One evening in high school, I sat in my room at the old kitchen table that I used as my desk, and I held a knife against the veins in my wrists. I had read somewhere that cutting them across the veins, or maybe along the veins, would prevent the doctors from being able to sew the veins up again, making the cuts all the more permanent.
Over the past few weeks, as the education community here in Massachusetts has waited for a plan for the return to school in late August 2020, I find myself growing more and more frustrated by some of the messaging that underlies the publications and expert reports we see. A report by NPR, forwarded by a district administrator, says that “remote learning is likely to result in severe learning loss and increased social isolation.” The teacher unions at the State and National level call for a return to in-person education as well, citing the same reasons of student emotional well-being. The Massachusetts Commissioner of Education quotes the Governor of Massachusetts in a memo from the Department of Education, saying that “This plan will allow schools to responsibly do what is best for students — bring them back to school to learn” (emphasis added).
I would like to challenge us all to take a more nuanced look at the situation.
First, and above all else, I think clarification is necessary. What students all over the world, not just Massachusetts, experienced this school year was not virtual education. It was emergency remote learning. Emergency. In emergencies, we are building airplanes while we fly, slapping on bandaids in lieu of following schematics and well-designed plans. I see a clear differentiation between our emergency remote learning experiences and the work done by our colleagues in virtual schools, such as GCVS here in Massachusetts. Virtual education is education….delivered remotely. It is planned and plan-ful, thought-out and meaningful, organized and evaluated.
I believe that, just as Universal Design for Learning challenges us in our teacher practice to know that one-size-does-NOT-fit-all in the classroom, so, too, does brick-and-mortar education not fit all in the bigger picuture. Nor does virtual education, for that matter, but there seems to be a bit of a conflation of the emergency remote experiences we had this year and the structured experiences available in virtual education. They are not the same thing.
My peers in my brick-and-mortar education were the reason I held a knife to my wrists. Starting in 7th grade in particular, I was chosen, by the complex calculus of middle school peer dynamics, to be the one inhabiting the bottom of the social scale. My clothes, my hair, my weight, my interest in academics, my love of reading…it was all fodder for what we would today label bullying.

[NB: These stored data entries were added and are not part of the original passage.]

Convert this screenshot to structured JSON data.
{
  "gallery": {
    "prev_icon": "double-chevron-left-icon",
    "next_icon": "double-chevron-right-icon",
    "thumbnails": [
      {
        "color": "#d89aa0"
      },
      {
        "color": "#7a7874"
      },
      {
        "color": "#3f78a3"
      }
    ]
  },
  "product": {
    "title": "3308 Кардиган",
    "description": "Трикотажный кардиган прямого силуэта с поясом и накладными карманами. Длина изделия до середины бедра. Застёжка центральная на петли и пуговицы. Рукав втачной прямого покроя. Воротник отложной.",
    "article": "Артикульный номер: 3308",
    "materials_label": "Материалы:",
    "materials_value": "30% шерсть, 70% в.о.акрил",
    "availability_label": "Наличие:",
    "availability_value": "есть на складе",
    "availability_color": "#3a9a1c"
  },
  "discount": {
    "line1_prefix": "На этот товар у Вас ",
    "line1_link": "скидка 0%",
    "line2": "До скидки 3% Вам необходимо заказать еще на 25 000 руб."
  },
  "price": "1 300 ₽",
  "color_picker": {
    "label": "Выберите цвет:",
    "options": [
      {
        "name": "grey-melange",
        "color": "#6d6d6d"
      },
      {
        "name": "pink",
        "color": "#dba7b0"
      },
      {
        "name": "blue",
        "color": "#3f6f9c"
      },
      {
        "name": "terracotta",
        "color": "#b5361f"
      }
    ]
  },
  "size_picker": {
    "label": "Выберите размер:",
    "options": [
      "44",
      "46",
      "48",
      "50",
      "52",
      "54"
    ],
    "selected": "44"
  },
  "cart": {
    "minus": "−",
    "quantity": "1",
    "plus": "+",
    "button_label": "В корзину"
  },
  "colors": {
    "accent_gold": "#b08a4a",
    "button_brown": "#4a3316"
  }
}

I hear a lot these days about how every student needs “an adult connection at school,” stated as though that is the panacea to the realities of middle school peer hell. I had great relationships with the adults in my middle school and high school. I returned to visit after graduation, spent my 7th period study hall with my Calculus teacher almost every day, worked in the main office all through middle school…adult relationships were not enough; they did not fill the emptiness of being targeted and isolated. The teachers were not there if I used the wrong bathroom (the one the kids used for smoking). The teachers were not there on the bus when all seats were oddly taken when I got on too late. The teachers were not there every second of every day. It’s not enough.

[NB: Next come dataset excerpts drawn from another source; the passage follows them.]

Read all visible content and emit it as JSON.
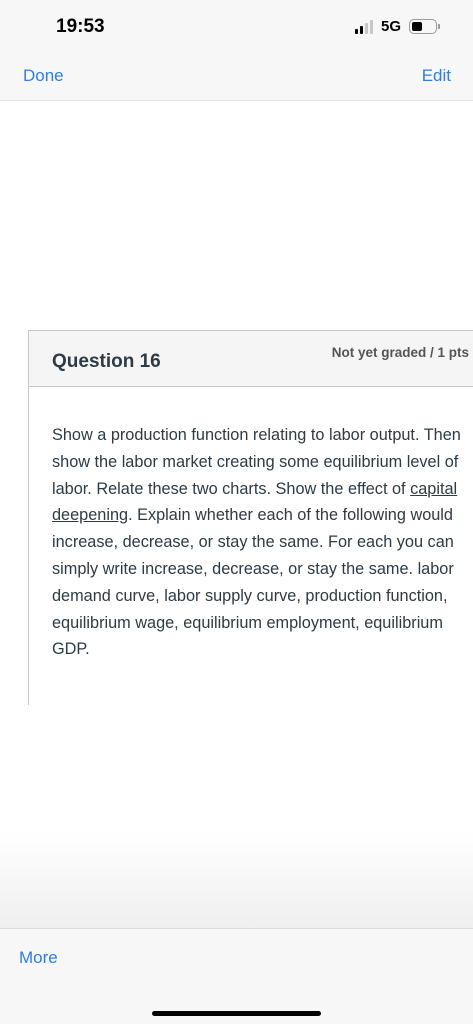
{
  "status_bar": {
    "time": "19:53",
    "network": "5G",
    "signal_bars_active": 2,
    "signal_bars_total": 4,
    "battery_fraction": 0.45
  },
  "nav": {
    "left_label": "Done",
    "right_label": "Edit"
  },
  "question": {
    "title": "Question 16",
    "status": "Not yet graded / 1 pts",
    "text_before_link": "Show a production function relating to labor output. Then show the labor market creating some equilibrium level of labor. Relate these two charts. Show the effect of ",
    "link_text": "capital deepening",
    "text_after_link": ". Explain whether each of the following would increase, decrease, or stay the same. For each you can simply write increase, decrease, or stay the same. labor demand curve, labor supply curve, production function, equilibrium wage, equilibrium employment, equilibrium GDP."
  },
  "bottom_bar": {
    "more_label": "More"
  },
  "colors": {
    "link_blue": "#2f7de1",
    "text_dark": "#2d3b45",
    "header_bg": "#f5f5f5"
  }
}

What did help me through was having a life outside of school–I did theater, was active in my church, wrote and published, danced, taught aerobics, and did tons of arts and crafts at home. I built a life that existed DESPITE school, a life that waited for me before and after the daily hours I spent in brick-and-mortar. I would have loved learning in a virtual setting, and I would have been good at it. (Of course, my high school years predate the wide-spread availability of high-speed internet in my small New Hampshire community, so it would never have been a possibility at the time I was actually in high school.)
When I think about the difference between virtual education and remote emergency education, one glaring difference is that, pre-COVID, a student in virtual education could participate in a rich life outside of school, a full menu of dance classes or college courses or whatever additional learning and life experiences were needed to augment the day. Under COVID, we are all living more restricted lives, so opportunities for socialization, with a peer group of choice, are limited. My school and my parents supported me in finding opportunities beyond the regular classroom, but I still had to go into that peer setting in my brick-and-mortar school, day after day after day.
Virtual education is NOT a second-class education, a “fall-back” education. Done well, it’s an opportunity to provide education and learning while bypassing some aspect of the traditional brick-and-mortar experience that doesn’t work for a given student, whether it’s a health concern or a peer situation or something else. Just as we ask ourselves to value choice in our practice, I challenge us to be more precise in our language, more flexible in our thinking about what makes a healthy and supportive school experience for our students. I know, from personal experience, it’s not always found within the red brick walls of the typical classroom.